Letter for the Third Sunday of Lent

Fr. Rodolfo D. Vasquez

"Stop making my Father’s house a marketplace". (Jn. 2:16b)

In the passion of the Lord one particular event is most heartbreaking; it is the account of the betrayal by Judas Iscariot, one of the Lord’s disciples. Judas was consumed by his love of money. The accounts of the Gospels describe him as "a thief" because "having charge of the money bag he used to help himself to what was put into it." (Jn. 12:6) His ultimate act of turning from Jesus was his willingness to sell Jesus for "thirty pieces of silver." (Mt. 26:15). Perhaps we should not to be surprised at this treachery. Money and the love of money has always been the real idol worshiping that everyone can easily be tempted to embrace. It is the most dangerous of temptations we face because the "love of money is the root of all evil." (1 Tim 6:10). Jesus saw this tendency in us and warned us of it countless times. When he arrived at the temple, the money changers had turned the House of the Father upside down, no longer a house of prayer, but "a marketplace" (Jn 2:16b). He sternly warned us that we could not serve both "God and mammon" (Mt. 6:24).

The Papal Household preacher, Fr. Raniero Cantalemessa (cf. Good Friday Homily 2014). suggests that the rival to God is not Satan. The true "anti-God" is actually "mammon" or "money" because "money is the visible god in contrast to the God who is invisible". Money becomes an idol, a graven image, the "molten god" (Ex. 34:17) that the 2nd commandment of the Law of Moses warned us against making. The love of money corrupts, it distorts our perception of reality because it forms a false reality an "inversion of all values". The real poverty is the enslavement to this false god. In Jesus’ parable to the rich man who spent his life storing up so much wealth he says: "Fool! This very night your soul is required of you; and the things you have prepared, whose will they be?" (Lk. 12:20) The worship of money makes us so depraved that we turn the God’s House of Prayer into a marketplace. This is why St. Francis of Assisi rejected all possessions and chose to become a poor beggar, because only when freed from the temptation to worship money could he freely become a child of God.

As we continue our examination of conscience we focus our attention on the destructive nature of the idolatry of money by considering a few questions: Have I given into love of money? Do I succumb to its false promises of security and freedom? Am I driven by seeking out money and possessions to the extent that I sacrifice my Christian values, right from wrong, and good from evil? Is my love for money so great that it has caused conflict and strife among my loved ones? Has money transfixed me to the extent that I can see nothing more than the need or desire for more money? Have I become a slave to money? Do I value people based on how much money they have, making friends with only those who have wealth? Have I become greedy and envious of those with more than me? Has my greed made me incapable of sharing with others? Has it made me poor in my generosity? Have I taken or made unfair use of money for my own benefit?
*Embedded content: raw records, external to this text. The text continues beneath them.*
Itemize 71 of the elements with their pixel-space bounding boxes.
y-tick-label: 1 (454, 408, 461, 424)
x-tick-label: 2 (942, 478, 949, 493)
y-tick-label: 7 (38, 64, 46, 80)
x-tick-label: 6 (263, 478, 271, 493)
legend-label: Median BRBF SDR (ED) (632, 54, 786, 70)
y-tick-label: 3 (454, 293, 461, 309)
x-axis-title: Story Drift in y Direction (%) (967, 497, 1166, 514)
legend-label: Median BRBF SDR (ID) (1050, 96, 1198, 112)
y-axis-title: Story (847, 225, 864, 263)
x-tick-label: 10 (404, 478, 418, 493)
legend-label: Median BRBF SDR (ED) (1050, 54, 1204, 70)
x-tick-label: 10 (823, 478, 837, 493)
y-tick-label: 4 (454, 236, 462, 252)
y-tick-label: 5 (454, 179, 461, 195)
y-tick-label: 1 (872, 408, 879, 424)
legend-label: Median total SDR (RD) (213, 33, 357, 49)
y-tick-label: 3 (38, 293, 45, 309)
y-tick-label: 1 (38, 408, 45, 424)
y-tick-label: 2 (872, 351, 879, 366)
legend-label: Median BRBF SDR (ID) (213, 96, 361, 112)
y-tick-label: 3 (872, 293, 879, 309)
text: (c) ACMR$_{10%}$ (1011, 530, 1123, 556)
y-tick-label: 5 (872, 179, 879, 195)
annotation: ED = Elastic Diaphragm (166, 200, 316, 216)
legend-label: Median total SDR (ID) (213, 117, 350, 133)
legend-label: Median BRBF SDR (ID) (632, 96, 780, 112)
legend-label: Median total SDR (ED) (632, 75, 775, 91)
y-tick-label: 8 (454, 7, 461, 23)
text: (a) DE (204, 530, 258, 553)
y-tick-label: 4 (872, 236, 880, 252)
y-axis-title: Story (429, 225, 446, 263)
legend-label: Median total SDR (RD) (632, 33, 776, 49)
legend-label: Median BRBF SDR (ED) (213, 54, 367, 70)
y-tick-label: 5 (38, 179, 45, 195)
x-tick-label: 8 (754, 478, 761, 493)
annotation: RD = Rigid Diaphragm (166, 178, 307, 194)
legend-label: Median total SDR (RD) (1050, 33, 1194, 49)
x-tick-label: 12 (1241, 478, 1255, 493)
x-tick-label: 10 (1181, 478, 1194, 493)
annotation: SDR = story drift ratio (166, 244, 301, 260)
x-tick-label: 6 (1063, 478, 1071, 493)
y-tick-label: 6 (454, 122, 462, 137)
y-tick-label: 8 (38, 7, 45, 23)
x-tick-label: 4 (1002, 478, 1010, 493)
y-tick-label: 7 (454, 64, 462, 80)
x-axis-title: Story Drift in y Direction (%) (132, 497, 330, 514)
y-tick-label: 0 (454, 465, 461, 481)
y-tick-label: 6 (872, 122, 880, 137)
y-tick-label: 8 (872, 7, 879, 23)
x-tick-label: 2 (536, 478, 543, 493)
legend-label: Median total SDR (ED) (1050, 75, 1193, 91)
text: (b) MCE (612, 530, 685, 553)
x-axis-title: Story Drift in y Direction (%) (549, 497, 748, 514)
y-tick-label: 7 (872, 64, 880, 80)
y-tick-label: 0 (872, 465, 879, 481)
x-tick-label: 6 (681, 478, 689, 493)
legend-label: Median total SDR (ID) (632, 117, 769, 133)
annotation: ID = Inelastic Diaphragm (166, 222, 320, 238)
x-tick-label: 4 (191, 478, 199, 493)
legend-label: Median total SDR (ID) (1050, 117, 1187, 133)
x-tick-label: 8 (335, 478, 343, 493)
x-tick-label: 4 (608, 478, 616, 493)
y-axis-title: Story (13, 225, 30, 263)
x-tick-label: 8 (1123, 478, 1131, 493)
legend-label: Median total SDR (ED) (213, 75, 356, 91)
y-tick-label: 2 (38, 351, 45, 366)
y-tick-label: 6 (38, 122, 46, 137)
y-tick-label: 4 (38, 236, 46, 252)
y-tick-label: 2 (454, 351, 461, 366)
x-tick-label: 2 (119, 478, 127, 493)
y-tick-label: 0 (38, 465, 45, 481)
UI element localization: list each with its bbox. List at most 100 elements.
Judas’ betrayal was not an act of treachery because he hated the Lord, rather it was because he loved money more. He gave his weak fidelity to thirty pieces of silver, the modern day equivalent to no more than twenty dollars. Could we be so tempted to be obsessed with money that we betray the Lord? Would we allow money to make us traitors to our spouses, our children, our parents, our family, or our friends? Greater is the value of the commandments of God; "more precious than gold and the heap of purest gold" (Ps. 19:10). During this Lent, let us be honest about our attitude toward money. Let us learn that money must never master us, for if it does, it will lead to our corruption.